We are perhaps neither qualified nor inclined, certainly on this day, to dwell on global politics, on how our governments have acted. We must leave it to others, and to history, to judge whether their actions have been fitting and just. If there have been failures we can rest in the knowledge that our democracies are tenaciously self-correcting. As Martin Luther King Jr. once noted, the arc of history is long, but it bends towards justice.
But how have we responded – each of us as individuals? 9/11 changed us, we know that. Eight years on and we have begun to harvest from the seeds that were sown into our own hearts on that day. We have begun to see the fruit born of the way we chose to respond.

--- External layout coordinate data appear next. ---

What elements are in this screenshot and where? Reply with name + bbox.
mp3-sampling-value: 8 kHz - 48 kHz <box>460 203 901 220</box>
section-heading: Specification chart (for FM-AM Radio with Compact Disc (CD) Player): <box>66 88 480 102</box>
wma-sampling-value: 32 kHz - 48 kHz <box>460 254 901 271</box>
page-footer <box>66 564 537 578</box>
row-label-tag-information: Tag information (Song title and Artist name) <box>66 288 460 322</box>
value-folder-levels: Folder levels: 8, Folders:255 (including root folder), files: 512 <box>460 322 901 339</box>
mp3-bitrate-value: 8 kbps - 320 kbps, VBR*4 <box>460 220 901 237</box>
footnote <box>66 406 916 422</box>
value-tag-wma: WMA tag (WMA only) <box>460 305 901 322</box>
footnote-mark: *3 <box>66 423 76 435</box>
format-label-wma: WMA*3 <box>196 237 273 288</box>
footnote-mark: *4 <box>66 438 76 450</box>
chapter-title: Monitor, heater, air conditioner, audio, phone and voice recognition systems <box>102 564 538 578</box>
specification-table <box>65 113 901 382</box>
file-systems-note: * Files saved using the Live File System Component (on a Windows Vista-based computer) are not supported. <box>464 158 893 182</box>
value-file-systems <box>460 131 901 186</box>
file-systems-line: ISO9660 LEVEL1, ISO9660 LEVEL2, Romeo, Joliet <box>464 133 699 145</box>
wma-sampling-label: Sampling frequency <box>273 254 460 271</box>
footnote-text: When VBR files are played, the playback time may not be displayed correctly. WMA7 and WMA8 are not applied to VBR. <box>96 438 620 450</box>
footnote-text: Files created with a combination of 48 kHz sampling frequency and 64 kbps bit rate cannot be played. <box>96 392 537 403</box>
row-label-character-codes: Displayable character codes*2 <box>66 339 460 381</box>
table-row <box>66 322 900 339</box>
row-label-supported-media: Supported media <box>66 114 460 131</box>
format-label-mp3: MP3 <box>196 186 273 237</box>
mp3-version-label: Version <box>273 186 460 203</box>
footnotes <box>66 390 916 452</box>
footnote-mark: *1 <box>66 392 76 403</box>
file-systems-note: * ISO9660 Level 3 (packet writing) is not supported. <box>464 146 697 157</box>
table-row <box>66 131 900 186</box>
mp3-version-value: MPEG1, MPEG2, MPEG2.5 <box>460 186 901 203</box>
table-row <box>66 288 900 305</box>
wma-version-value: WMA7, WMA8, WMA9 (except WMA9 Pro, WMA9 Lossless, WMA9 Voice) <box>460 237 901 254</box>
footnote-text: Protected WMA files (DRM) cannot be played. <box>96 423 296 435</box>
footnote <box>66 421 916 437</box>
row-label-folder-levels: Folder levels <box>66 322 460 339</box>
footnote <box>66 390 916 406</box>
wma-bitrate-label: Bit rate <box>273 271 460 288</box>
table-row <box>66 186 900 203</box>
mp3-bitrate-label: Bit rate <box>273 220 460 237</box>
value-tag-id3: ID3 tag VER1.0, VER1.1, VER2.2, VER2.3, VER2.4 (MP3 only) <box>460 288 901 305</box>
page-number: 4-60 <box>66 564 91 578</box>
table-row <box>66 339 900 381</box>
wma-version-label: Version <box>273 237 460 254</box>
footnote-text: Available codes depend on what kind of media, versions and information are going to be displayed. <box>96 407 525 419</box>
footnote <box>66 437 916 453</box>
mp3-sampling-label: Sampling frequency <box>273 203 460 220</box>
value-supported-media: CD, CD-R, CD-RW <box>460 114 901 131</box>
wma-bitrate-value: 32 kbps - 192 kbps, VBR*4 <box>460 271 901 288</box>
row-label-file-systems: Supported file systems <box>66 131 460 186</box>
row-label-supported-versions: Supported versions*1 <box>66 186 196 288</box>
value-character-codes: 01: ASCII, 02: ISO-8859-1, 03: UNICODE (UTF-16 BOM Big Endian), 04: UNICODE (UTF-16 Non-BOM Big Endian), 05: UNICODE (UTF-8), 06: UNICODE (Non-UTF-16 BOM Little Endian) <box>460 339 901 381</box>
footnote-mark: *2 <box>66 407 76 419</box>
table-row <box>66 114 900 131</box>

Have we nourished bitterness by stoking the fires of prejudice and intolerance? Or have we sought to respond in the opposite spirit, bringing whatever influence we have been given to contribute to a more just and peaceable world? We must in any case not loose heart, not give up, believing the false notion that our efforts are pointless. The opposite of love is not hatred, but indifference.
We are here today, first and foremost, to remember those who died in the skies above America, and soon after in New York, in Washington, and in Shanksville. Thousands lost their lives, and many more thousands their loved ones, at the hands of hateful men. That there are those who should view their fellow men as mere objects, to destroy as they will, is a vile and perverse thing; it is opprobrious beyond description to do so in the name of the Creator, who created all men equal and endowed each with the right to life and liberty.
We have lost them, but we shall not forget them. No one has died in vain whose dying has ultimately made our world a better place. It rests on those of us who remain to secure and tend this noble legacy.
Blessed are the poor in spirit….blessed are those who mourn…blessed are the meek…blessed are those who hunger and thirst for righteousness…blessed are the merciful…blessed are the pure in heart…blessed are the peacemakers…blessed are those who are persecuted for righteousness’ sake.
Bless us, O Lord, and as we remember those who died and those who mourn; and renew in us the resolve to walk in ways that are just, worthy and upright of heart. Amen.